La partie consacrée à la psychose est certainement la plus touchante et la plus personnelle. Marie Jeanne Segers  apprécie le travail avec les psychotiques car elle sait les écouter. C’est une femme de lettres qui aime les mots et les langues étrangères. Est-ce son enfance passée en dehors de la France, en Afrique du Nord, qui lui a donné cette prédisposition à écouter différemment le langage de l’autre ? Car il s'agit bien d'un problème de langue étrangère dans la psychose : le clinicien doit entendre autrement et se détacher de ses références à la langue du névrosé ou du pervers. Les mots ont un autre poids et supposent une altérité dans le langage. L'auteure fait bien sûr référence au célèbre texte de Freud « Pour introduire le narcissisme » où celui-ci déclare que la langue de la psychose est marquée par l’étendue de la forclusion.

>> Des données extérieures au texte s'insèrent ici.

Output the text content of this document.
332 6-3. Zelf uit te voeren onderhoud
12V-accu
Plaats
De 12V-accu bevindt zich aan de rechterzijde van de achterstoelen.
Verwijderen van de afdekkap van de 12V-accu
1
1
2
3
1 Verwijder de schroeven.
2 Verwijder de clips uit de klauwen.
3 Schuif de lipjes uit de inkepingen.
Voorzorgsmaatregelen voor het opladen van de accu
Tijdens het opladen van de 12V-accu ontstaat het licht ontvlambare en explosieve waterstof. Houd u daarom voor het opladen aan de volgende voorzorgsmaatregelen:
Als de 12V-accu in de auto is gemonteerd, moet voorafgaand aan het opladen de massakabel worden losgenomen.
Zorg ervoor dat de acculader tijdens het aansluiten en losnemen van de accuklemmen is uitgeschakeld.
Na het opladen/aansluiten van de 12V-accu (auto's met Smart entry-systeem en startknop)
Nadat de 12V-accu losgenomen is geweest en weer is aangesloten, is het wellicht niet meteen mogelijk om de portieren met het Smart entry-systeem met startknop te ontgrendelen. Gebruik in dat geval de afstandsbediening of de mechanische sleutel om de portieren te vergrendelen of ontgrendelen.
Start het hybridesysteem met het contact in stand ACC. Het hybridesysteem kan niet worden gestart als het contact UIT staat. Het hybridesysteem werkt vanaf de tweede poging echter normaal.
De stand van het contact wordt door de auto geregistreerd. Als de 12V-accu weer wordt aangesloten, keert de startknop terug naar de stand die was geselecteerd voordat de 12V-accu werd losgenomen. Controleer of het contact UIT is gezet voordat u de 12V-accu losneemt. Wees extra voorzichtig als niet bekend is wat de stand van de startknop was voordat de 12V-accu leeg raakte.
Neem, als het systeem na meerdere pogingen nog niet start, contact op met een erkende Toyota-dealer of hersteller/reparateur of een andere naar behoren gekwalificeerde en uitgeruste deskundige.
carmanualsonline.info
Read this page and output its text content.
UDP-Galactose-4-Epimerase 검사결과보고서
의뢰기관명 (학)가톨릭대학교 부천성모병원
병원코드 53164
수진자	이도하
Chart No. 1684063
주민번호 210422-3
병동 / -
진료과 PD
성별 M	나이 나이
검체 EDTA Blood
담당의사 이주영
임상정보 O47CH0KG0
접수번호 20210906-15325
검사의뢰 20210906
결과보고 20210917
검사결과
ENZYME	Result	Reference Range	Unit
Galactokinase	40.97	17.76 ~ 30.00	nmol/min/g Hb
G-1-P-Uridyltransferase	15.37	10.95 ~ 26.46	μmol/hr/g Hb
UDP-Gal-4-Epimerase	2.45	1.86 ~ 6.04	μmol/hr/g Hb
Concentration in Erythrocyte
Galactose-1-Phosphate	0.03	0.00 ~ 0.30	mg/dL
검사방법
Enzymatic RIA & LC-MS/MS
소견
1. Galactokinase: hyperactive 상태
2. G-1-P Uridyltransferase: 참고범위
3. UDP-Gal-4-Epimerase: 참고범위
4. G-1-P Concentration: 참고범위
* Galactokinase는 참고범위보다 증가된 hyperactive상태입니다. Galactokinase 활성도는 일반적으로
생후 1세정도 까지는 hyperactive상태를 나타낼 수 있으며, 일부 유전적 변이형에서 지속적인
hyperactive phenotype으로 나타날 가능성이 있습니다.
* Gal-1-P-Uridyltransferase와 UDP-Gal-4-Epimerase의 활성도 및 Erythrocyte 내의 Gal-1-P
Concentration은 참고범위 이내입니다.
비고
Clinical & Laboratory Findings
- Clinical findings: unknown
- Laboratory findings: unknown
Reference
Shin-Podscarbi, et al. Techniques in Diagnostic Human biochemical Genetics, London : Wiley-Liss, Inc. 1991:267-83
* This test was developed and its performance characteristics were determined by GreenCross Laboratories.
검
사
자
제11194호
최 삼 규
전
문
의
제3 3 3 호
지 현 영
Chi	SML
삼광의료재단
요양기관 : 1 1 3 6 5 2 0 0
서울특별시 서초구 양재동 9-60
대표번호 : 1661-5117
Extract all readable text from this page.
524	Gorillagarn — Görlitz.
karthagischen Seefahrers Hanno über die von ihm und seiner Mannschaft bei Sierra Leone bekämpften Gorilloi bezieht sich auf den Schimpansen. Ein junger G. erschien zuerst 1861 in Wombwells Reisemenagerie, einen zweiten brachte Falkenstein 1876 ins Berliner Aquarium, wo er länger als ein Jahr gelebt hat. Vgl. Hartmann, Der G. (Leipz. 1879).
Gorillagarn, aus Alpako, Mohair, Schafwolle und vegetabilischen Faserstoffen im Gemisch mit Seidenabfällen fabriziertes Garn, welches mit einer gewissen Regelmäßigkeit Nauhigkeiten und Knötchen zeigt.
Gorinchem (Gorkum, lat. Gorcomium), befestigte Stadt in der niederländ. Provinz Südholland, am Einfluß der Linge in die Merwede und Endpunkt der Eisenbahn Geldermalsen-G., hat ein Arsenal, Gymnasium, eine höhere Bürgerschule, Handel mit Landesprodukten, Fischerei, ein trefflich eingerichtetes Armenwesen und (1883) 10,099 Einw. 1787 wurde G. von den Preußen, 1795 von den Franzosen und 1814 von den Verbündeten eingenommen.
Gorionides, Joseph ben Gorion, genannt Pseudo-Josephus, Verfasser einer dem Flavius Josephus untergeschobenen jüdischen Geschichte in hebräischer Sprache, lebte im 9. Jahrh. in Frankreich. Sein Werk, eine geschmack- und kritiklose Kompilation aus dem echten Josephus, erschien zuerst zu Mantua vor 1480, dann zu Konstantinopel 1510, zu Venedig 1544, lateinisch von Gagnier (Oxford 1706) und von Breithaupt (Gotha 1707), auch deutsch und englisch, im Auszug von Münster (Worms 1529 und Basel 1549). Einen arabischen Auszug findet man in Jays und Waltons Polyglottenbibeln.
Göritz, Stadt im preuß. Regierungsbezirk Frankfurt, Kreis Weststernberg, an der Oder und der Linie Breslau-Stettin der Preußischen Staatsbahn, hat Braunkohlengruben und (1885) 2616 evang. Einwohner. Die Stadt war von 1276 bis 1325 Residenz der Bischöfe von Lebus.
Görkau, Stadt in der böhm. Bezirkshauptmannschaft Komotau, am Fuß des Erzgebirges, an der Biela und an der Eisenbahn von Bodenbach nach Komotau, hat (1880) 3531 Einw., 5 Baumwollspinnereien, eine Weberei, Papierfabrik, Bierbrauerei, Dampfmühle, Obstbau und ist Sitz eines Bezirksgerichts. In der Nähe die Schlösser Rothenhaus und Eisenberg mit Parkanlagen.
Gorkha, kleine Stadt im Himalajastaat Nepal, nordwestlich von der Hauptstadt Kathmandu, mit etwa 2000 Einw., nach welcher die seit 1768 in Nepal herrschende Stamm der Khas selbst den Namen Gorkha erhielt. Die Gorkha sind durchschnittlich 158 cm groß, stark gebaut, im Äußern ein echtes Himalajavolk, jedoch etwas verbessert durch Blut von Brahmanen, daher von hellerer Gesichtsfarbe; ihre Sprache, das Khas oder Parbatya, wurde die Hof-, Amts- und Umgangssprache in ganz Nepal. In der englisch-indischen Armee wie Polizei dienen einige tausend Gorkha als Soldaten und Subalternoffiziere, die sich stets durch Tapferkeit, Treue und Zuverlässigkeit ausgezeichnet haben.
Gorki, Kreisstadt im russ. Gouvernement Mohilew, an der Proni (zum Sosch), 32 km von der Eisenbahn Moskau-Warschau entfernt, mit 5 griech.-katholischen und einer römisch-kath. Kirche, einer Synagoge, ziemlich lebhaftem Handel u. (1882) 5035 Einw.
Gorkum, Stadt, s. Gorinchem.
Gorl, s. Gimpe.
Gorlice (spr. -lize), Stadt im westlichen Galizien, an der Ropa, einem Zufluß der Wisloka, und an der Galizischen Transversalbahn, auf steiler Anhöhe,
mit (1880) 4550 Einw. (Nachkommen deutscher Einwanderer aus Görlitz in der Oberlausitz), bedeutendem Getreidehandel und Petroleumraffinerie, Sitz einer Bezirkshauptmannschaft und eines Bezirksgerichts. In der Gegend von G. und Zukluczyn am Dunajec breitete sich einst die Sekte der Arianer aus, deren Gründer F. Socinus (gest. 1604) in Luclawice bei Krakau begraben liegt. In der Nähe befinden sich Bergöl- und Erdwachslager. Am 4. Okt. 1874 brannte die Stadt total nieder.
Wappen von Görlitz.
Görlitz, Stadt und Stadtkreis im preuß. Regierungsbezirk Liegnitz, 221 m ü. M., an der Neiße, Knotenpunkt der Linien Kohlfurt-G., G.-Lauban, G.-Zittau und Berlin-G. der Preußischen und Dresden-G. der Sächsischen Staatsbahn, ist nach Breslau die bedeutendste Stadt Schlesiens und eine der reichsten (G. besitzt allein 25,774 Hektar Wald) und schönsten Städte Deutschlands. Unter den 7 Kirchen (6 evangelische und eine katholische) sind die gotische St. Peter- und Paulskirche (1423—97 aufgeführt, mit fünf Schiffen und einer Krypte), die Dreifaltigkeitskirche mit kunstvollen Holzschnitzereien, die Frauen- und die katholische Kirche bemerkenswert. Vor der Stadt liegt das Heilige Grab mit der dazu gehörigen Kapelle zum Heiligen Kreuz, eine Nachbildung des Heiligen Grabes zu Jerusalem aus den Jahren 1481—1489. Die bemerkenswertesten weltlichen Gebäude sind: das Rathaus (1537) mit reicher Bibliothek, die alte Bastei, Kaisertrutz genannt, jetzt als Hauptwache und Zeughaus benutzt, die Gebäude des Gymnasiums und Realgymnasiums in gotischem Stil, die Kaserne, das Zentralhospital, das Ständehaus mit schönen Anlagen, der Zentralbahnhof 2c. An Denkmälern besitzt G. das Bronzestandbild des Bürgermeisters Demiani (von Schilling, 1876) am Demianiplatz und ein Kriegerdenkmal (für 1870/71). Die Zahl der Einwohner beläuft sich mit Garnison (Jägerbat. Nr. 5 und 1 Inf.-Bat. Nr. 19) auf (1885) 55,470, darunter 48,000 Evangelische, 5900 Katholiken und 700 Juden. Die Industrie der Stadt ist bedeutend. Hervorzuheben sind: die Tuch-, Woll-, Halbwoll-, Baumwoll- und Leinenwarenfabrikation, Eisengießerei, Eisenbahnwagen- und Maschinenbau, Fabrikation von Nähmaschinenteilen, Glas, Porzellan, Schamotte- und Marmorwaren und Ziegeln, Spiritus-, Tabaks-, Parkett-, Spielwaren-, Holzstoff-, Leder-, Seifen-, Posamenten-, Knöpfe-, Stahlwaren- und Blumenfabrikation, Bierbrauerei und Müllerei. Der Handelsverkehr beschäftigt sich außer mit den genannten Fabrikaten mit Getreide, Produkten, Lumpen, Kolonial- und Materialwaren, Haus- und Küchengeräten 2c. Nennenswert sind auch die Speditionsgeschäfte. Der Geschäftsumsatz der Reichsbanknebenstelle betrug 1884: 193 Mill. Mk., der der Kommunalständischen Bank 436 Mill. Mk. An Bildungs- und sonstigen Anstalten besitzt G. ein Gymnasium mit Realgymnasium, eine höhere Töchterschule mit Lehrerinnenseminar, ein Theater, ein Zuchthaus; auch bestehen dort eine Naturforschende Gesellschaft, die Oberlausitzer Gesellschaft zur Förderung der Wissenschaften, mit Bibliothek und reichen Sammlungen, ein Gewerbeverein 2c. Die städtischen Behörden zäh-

« Chez le psychotique, le signifiant ne renvoie pas à un autre signifiant… Les mots sont comme dénoués». Par conséquent, la clinique doit être menée différemment avec ce type de patient. Trop de paroles, d’interprétations de la part de l’analyste peut plonger le patient psychotique dans un abîme et le renvoyer à son errance. Car le psychotique est un homme libre, libre de la forclusion du nom du père. Si le névrosé a une référence unique au père, le psychotique a potentiellement toutes les références, d’où l’impossibilité de l’assigner à un point fixe (contraintes de lieu et de temps). Mais est-ce cette différence fondamentale dans la structure qui définit la normalité ? Les psychotiques sont-ils plus fous que les autres ? Marie Jeanne Segers  nous répond que non et c’est bien de le rappeler en ces temps où la psychose est d’actualité. Il existe des psychotiques qui ont une vie normale et sont plus heureux qu’un obsessionnel ou qu’une hystérique. Certains sont même des génies reconnus ! (Artaud, Hölderlin…). Enfin, il n’y a pas un psychotique identique à un autre. Il y a des psychotiques décompensés (sujets en état de psychose) et d’autres, compensés, qui vivront très bien avec.

Le jeune analyste, partagé entre fascination et évitement, devra se détacher de ses craintes s'il veut aborder cette terre inconnue et riche d’enseignements qu’est la psychose, réponse symptomatique à un nouveau malaise dans la culture.

Dommage que l’auteure, qui traite dans cet ouvrage du sujet de la transmission de la psychanalyse, n’insiste pas plus sur la nécessité d’une analyse personnelle poussée (aujourd’hui en outre de plus en plus longue), indispensable pour justement « entendre » la complexité de notre époque.